Figure 2.A, Epicurve of confirmed cases by date of polymerase chain reaction (PCR) confirmation and (B) symptomatic cases by date of onset for coronavirus disease 2019 outbreak at Keio University Hospital. A, Dates of PCR confirmation in chronological order show that the number of cases peaked on April 1, then decreased. B, Number of onsets in NI cases peaked on March 30, then decreased. Abbreviations: CAI, community-acquired infection; HCW, health care worker; NI, nosocomial infection.
Figure 3.Time course for coronavirus disease 2019 (COVID-19) outbreak in each cluster. *Primary case: A, admission; E, exposure to a primary case; E’, exposure to a secondary case; E’’, exposed at hospital A; O, onset; P, positive polymerase chain reaction test; G, gathering for meals. A, The transmission cluster at a ward. A presymptomatic primary case (case 1) transmitted COVID-19 to 7 individuals in a short period. A presymptomatic patient (case 5) generated 1 definite secondary infection (case 6). B, The transmission cluster of physicians who worked at both Keio University Hospital and hospital A. Case 1 transmitted COVID-19 to 2 health care workers (HCWs; cases 2, 3) having meals together despite never having had any symptoms. No secondary case was discovered for the other 4 primary cases (cases 4–7). C, The transmission cluster at the pediatric outpatient clinic. The primary case transmitted COVID-19 to 4 HCWs in a short period. No secondary infection was discovered. D, The transmission cluster of resident physicians. Five resident physicians were discovered to be febrile on March 30 and confirmed to be COVID-19-positive.
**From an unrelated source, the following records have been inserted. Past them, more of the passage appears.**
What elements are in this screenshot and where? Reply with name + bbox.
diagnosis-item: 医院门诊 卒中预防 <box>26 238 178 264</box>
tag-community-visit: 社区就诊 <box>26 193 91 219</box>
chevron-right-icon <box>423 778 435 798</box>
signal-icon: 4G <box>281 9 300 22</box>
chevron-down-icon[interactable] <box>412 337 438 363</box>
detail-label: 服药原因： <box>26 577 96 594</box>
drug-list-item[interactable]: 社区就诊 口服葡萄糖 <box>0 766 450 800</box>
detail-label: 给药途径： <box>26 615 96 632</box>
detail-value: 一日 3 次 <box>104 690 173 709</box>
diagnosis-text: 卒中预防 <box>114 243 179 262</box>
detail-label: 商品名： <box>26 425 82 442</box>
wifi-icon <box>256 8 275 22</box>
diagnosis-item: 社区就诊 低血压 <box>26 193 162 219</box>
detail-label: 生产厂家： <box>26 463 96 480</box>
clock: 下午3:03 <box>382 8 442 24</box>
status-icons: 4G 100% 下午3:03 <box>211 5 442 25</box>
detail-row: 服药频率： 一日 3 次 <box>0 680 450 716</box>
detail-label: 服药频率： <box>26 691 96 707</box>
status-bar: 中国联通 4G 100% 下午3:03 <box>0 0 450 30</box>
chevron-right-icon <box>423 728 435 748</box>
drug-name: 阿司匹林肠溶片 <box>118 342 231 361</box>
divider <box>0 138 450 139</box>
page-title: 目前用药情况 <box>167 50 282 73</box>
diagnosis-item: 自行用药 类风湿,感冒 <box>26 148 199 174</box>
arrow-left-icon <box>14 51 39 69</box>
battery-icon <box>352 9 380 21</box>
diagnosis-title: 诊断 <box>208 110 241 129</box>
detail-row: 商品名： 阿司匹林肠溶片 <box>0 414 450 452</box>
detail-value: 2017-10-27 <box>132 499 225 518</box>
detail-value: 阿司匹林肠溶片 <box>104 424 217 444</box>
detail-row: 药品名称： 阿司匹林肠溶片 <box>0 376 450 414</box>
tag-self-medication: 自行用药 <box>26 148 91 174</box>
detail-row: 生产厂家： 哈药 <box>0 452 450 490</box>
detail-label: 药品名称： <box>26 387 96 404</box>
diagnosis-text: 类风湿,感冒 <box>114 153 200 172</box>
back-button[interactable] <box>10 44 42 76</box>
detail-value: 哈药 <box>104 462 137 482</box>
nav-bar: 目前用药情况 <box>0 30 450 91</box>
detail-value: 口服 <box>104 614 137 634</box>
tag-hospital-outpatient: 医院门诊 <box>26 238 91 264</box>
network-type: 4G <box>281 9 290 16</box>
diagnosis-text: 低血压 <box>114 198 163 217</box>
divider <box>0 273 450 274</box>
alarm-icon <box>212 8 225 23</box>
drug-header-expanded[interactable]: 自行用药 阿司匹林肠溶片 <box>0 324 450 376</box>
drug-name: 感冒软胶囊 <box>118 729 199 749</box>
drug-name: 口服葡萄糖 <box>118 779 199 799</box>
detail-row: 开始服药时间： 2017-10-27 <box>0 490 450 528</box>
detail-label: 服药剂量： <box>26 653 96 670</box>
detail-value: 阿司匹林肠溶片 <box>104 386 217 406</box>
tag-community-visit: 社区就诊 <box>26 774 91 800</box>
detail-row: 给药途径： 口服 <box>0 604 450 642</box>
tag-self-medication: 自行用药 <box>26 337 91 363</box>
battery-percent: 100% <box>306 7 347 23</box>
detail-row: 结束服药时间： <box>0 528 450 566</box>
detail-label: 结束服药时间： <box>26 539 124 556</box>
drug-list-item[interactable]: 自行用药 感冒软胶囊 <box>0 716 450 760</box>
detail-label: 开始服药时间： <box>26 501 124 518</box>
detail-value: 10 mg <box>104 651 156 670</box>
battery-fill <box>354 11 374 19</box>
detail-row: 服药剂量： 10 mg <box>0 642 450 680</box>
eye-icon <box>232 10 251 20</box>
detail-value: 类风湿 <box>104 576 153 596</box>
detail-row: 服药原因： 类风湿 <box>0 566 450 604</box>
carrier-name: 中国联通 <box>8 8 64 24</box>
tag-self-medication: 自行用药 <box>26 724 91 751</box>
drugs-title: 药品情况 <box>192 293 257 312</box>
Immediate quarantine of all resident physicians was instituted on March 31. With careful contact tracing, no apparent contact with other positive individuals was found. Although the primary case was not clear, we assumed case 1 was the primary case when calculating R0 in this cluster D. Fifteen of 20 in this cluster had gathered for meals on March 26.
Figure 4.Distribution of the number of secondary cases generated by a single primary case with coronavirus disease 2019 in the hospital. The number of secondary cases per each primary case is shown. Primary cases before March 31 represent primary cases who had onset or were confirmed positive by March 31. Primary cases after April 1 represent primary cases who experienced neither disease onset nor confirmation as positive by March 31. The primary cases, except for those of clusters A–D, did not generate any definite secondary cases.